Aber das Wort »Ruhestand« finde ich schwierig. Man denkt dabei an fehlende Energie – man hat eben ein Alter erreicht, in dem man vom Leben erschöpft ist und sich zurücklehnen und Ruhe geben muss.

Lance erzählte unseren Freunden, er absolviere ein Studium in der Kunst des Ruhestands und werde auf jeden Fall einen Abschluss ablegen. Er machte gute Fortschritte, aber nach sechs Jahren wusste ich, dass ich der Herausforderung nicht gewachsen war. Ich versuchte es, wirklich, aber der Gedanke, einen neuen Buchladen zu eröffnen, ging mir nicht aus dem Kopf.

Als ich ihn nicht mehr ignorieren konnte, fiel die Entscheidung, und auf einem riesigen Lastwagen wurde der erste Wee Bookshop angeliefert. Der beste Standort war auf unserem Grundstück gleich neben unserem Haus, an der Ecke Home Street / Hillside Road in Manapōuri.
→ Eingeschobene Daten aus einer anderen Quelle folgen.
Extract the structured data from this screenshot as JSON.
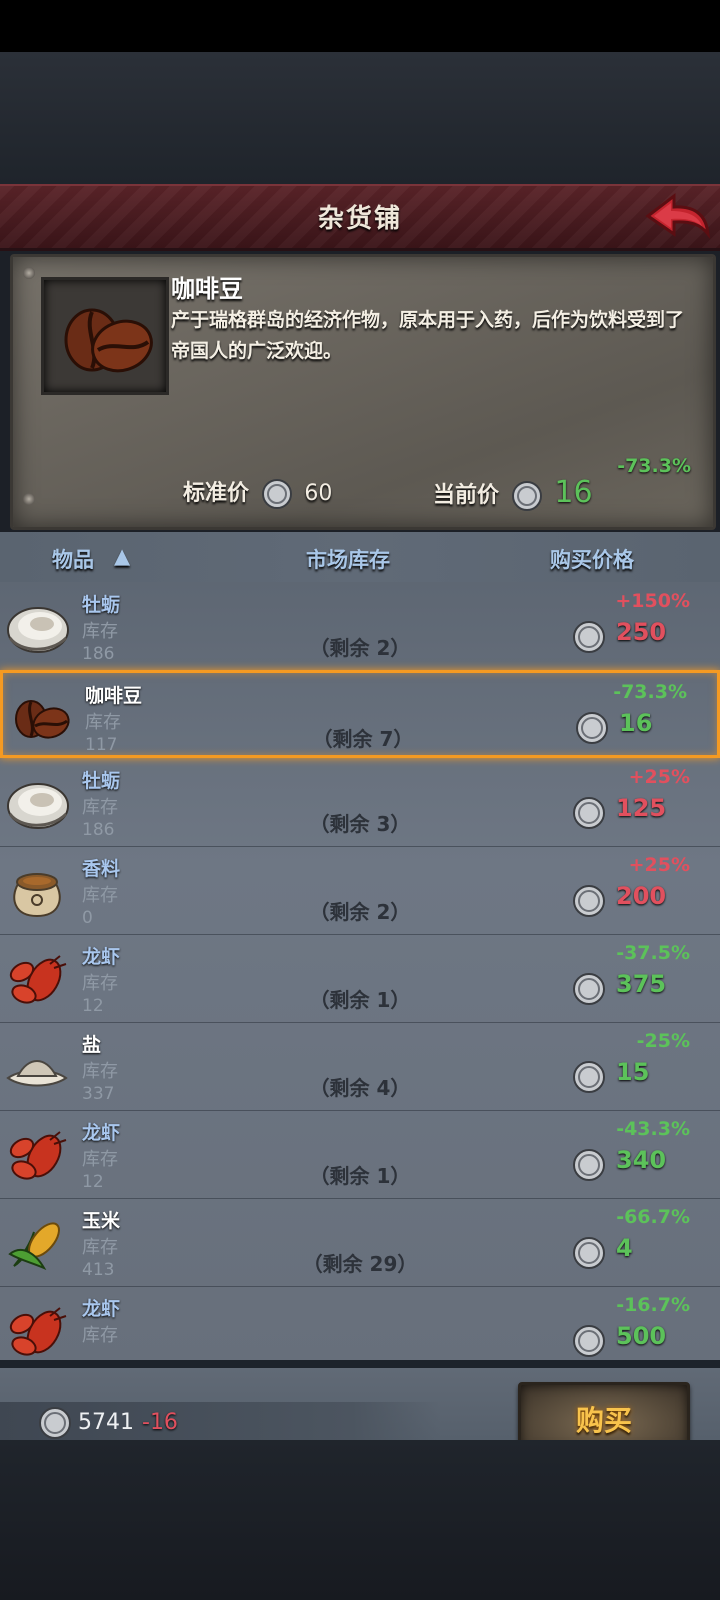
{
  "header": {
    "title": "杂货铺"
  },
  "detail": {
    "name": "咖啡豆",
    "description": "产于瑞格群岛的经济作物，原本用于入药，后作为饮料受到了帝国人的广泛欢迎。",
    "standard_price_label": "标准价",
    "standard_price": "60",
    "current_price_label": "当前价",
    "current_price": "16",
    "change": "-73.3%"
  },
  "columns": {
    "item": "物品",
    "stock": "市场库存",
    "price": "购买价格"
  },
  "stock_label": "库存",
  "rows": [
    {
      "name": "牡蛎",
      "icon": "oyster-icon",
      "stock": "186",
      "remaining": "（剩余 2）",
      "change": "+150%",
      "price": "250",
      "trend": "up",
      "name_color": "#a9c7ee"
    },
    {
      "name": "咖啡豆",
      "icon": "coffee-bean-icon",
      "stock": "117",
      "remaining": "（剩余 7）",
      "change": "-73.3%",
      "price": "16",
      "trend": "down",
      "name_color": "#ffffff"
    },
    {
      "name": "牡蛎",
      "icon": "oyster-icon",
      "stock": "186",
      "remaining": "（剩余 3）",
      "change": "+25%",
      "price": "125",
      "trend": "up",
      "name_color": "#a9c7ee"
    },
    {
      "name": "香料",
      "icon": "spice-sack-icon",
      "stock": "0",
      "remaining": "（剩余 2）",
      "change": "+25%",
      "price": "200",
      "trend": "up",
      "name_color": "#a9c7ee"
    },
    {
      "name": "龙虾",
      "icon": "lobster-icon",
      "stock": "12",
      "remaining": "（剩余 1）",
      "change": "-37.5%",
      "price": "375",
      "trend": "down",
      "name_color": "#a9c7ee"
    },
    {
      "name": "盐",
      "icon": "salt-icon",
      "stock": "337",
      "remaining": "（剩余 4）",
      "change": "-25%",
      "price": "15",
      "trend": "down",
      "name_color": "#ffffff"
    },
    {
      "name": "龙虾",
      "icon": "lobster-icon",
      "stock": "12",
      "remaining": "（剩余 1）",
      "change": "-43.3%",
      "price": "340",
      "trend": "down",
      "name_color": "#a9c7ee"
    },
    {
      "name": "玉米",
      "icon": "corn-icon",
      "stock": "413",
      "remaining": "（剩余 29）",
      "change": "-66.7%",
      "price": "4",
      "trend": "down",
      "name_color": "#ffffff"
    },
    {
      "name": "龙虾",
      "icon": "lobster-icon",
      "stock": "",
      "remaining": "",
      "change": "-16.7%",
      "price": "500",
      "trend": "down",
      "name_color": "#a9c7ee"
    }
  ],
  "selected_index": 1,
  "footer": {
    "money": "5741",
    "cost": "-16",
    "buy_label": "购买"
  },
  "colors": {
    "up": "#e1505e",
    "down": "#5cc25a",
    "highlight": "#f59a22"
  }
}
Ich stand wieder zwischen Regalen voller herrlicher Bücher: Ich war glücklich, beschäftigt und nicht im Ruhestand.

Als ich mit meinen Freunden 2010 die Bücher im 45 South zusammengepackt hatte, brachte ich es nicht über mich, sie zu verkaufen oder wegzugeben, und lagerte sie ein. Unser Haus voller Regale, die unter dem Gewicht dieser Bücher ächzten, platzte aus allen Nähten. Lance hatte eine klare Grenze gezogen: keine Bücherregale im Schlafzimmer. Ich hielt mich daran, aber das Ergebnis waren immer höhere Bücherstapel auf beiden Seiten unseres Betts – Lance ist ein genauso gieriger Leser wie ich.

2016 hatten also all diese Bücher plötzlich ein Zuhause. Schon bald wurden aus meinem Wee Bookshop zwei, und dann drei, ein sicheres Zeichen für chronische Bibliophilie.
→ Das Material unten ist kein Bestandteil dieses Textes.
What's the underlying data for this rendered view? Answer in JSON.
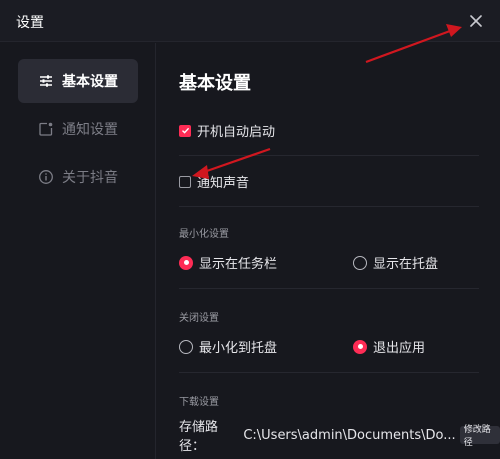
{
  "window": {
    "title": "设置"
  },
  "sidebar": {
    "items": [
      {
        "label": "基本设置",
        "icon": "sliders-icon",
        "active": true
      },
      {
        "label": "通知设置",
        "icon": "notification-icon",
        "active": false
      },
      {
        "label": "关于抖音",
        "icon": "info-icon",
        "active": false
      }
    ]
  },
  "main": {
    "section_title": "基本设置",
    "autostart": {
      "label": "开机自动启动",
      "checked": true
    },
    "notify_sound": {
      "label": "通知声音",
      "checked": false
    },
    "minimize": {
      "label": "最小化设置",
      "options": [
        {
          "label": "显示在任务栏",
          "selected": true
        },
        {
          "label": "显示在托盘",
          "selected": false
        }
      ]
    },
    "close": {
      "label": "关闭设置",
      "options": [
        {
          "label": "最小化到托盘",
          "selected": false
        },
        {
          "label": "退出应用",
          "selected": true
        }
      ]
    },
    "download": {
      "label": "下载设置",
      "path_label": "存储路径：",
      "path_value": "C:\\Users\\admin\\Documents\\Do...",
      "modify_button": "修改路径"
    }
  },
  "colors": {
    "accent": "#fe2c55",
    "background": "#17181e",
    "annotation_arrow": "#d0171f"
  }
}
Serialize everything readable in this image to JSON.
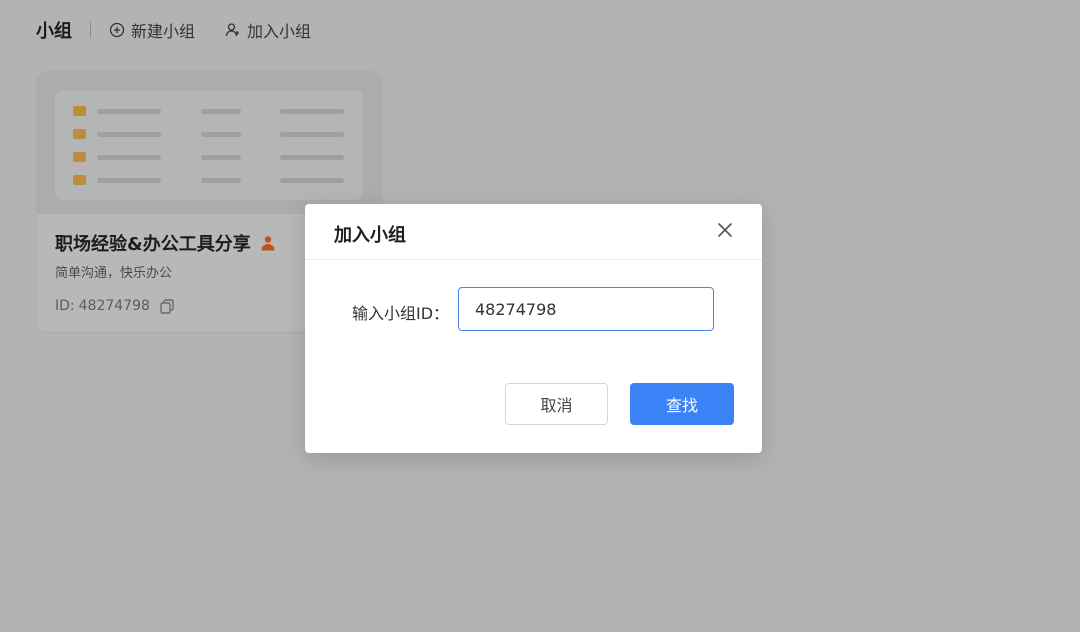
{
  "toolbar": {
    "title": "小组",
    "actions": [
      {
        "label": "新建小组",
        "icon": "plus-circle-icon"
      },
      {
        "label": "加入小组",
        "icon": "user-add-icon"
      }
    ]
  },
  "card": {
    "name": "职场经验&办公工具分享",
    "owner_icon": "owner-user-icon",
    "description": "简单沟通，快乐办公",
    "id_label": "ID:",
    "id_value": "48274798",
    "copy_icon": "copy-icon"
  },
  "modal": {
    "title": "加入小组",
    "close_icon": "close-icon",
    "field_label": "输入小组ID：",
    "input_value": "48274798",
    "cancel_label": "取消",
    "search_label": "查找"
  },
  "colors": {
    "overlay_background": "#b3b3b3",
    "primary": "#3b82f6",
    "input_border": "#4b87e6",
    "folder": "#b98e3d",
    "owner_icon": "#c0521f"
  }
}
Die Wee Bookshops sind von Ende September bis Mitte April geöffnet. In den restlichen vier Monaten des Jahres mache ich Bücher ausfindig, um meine leeren Regale zu füllen, versuche mit dem Lesen nachzukommen, reise quer durchs Land zu Lesefestivals und anderen Ereignissen und schreibe. Nicht wirklich ein Ruhestand …

* * *

Jetzt ist Herbst, die Luft ist feucht; es ist Zeit, die Läden für den Winter zu schließen. Ich packe alle Kinderbücher ein, setze ein Häkchen in der Datenbank. Die Plüschtiere kommen in eine große Kiste, dann schließe ich die kleine rote Tür ab.

Ich wiederhole die Prozedur mit The Snug, dem dritten und kleinsten der drei Läden. Angeln, Jagd, Krieg, Farm-, Traktor- und Eisenbahnbücher werden in der Datenbank abgehakt und für den Winter eingelagert.
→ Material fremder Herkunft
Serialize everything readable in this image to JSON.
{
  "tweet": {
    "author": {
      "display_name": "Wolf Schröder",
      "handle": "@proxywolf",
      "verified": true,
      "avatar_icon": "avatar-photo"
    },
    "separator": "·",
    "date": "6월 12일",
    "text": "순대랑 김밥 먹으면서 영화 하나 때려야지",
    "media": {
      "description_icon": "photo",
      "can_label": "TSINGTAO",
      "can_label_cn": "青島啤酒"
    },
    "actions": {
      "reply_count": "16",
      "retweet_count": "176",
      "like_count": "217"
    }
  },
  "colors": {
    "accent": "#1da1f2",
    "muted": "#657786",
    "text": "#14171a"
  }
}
Im Hauptladen stelle ich einen Entfeuchter auf und drehe eine kleine Ölheizung auf die niedrigste Stufe. Ich sperre die Tür ab, und die drei einst unbekannten Wee Bookshops gehen bis zum Frühjahr in den Winterschlaf.

Ich bin ganz aufgeregt: Jetzt habe ich Zeit zum Schreiben.

»Wann kommt dein nächstes Buch heraus, Ruth?«

Diese Frage höre ich fast täglich.

Nun, liebe Leserinnen, liebe Leser, hier ist es: die Fortsetzung von Der Buchladen am Ende der Welt.

Dieser Abschnitt meines Lebens war weniger chaotisch als meine ersten 35 Jahre, aber es gab immer noch viele Tränen und viel Gelächter. Willkommen zurück in meiner Welt.

Dann wollen wir mal los, oder?

KAPITEL 1 DIE SEGELREGATTA AUCKLAND–SUVA

Mein erstes Buch endet 1985, als ich Andrew fand, den hübschen blonden Jungen, den ich 21 Jahre zuvor zur Adoption freigegeben hatte. Diese Begegnung ist und bleibt einer der unglaublichsten Momente meines Lebens. Ich schrieb darüber: »Wir reden noch heute über unser erstes Treffen, und dieses spontane Gelächter ist uns in lebendiger Erinnerung geblieben. Andrew hat das gleiche Lachen und das gleiche Breitmaulfrosch-Lächeln wie ich.«

Für mich war es eine bewegte Zeit. Ich hatte seit einem Jahr wieder Kontakt zu Lance, 17 Jahre nachdem wir – zu unser beider grenzenloser Trauer – unsere Verlobung aufgelöst hatten. Ich war katholisch erzogen, er nicht, und damals ließ sich dieser Graben nicht überbrücken. Inzwischen waren wir älter und klüger und knüpften voller Freude da wieder an, wo wir aufgehört hatten.

* * *

Ende April 1985 schlossen Lance und ich uns der Crew der Shaylene an, der Jacht von Les und Olive Hutchins, den Gründern von Fiordland Travel (heute RealNZ). Wir sollten als eine von dreißig Jachten an der Regatta Auckland–Suva in der Bootsklasse Cruising Jacht teilnehmen.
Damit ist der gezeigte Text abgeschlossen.